Triste historia la de un lugar que se escribe sin hablar de sus bares o sus cafeterías, porque es allí donde late el pulso de las ciudades y los pueblos. En ellos no es obligado beber alcohol, como tampoco entrar acompañado. Es el bar, el camarero o la simple multitud la que te arrulla y te proporciona conversación, aunque sea interior y el debate consista en decidir si pasarse ya al vino, seguir con la cerveza o cruzar otras fronteras. Enumerar aquí la lista de escritores que han huido de sus casas para escribir en los bares resulta innecesario.

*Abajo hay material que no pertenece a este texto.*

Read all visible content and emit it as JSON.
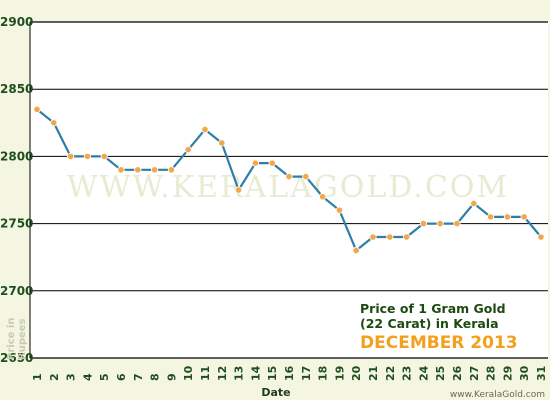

Solo hay que pensar que muchas de las mejores páginas de Joyce, Magris o Hemingway se pusieron negro sobre blanco en medio del barullo de una taberna. Visitar Lisboa y no dejarse caer por A Brasileira, el café donde Pessoa entraba y salía de su desasosiego, es como ir a El Cairo y no acercarse a El Fishawi para buscar el fantasma de Mahfuz con su boli y sus cuartillas. Un viaje perdido. No por nada el inolvidable Luis Oruezábal se empeñó en devolver a Federico al rinconcillo de su café Alameda, a ese café lleno de gente y de palabras que es Europa, según Steiner.
Al presidente de la Diputación de Granada le alabo el gusto. Se ha propuesto abrir bares en los pueblos que no tienen o los han perdido. Se me antoja una medida de primera necesidad. Y no es una broma. Vivir sin bares cerca garantiza una vida a medias, mutilada de muchas de sus mejores cosas.
«–¿Dónde estaba usted el día 26 de enero a las…? –En el bar. –Pero si todavía no le he dicho la hora. –Ni el año». Pues eso.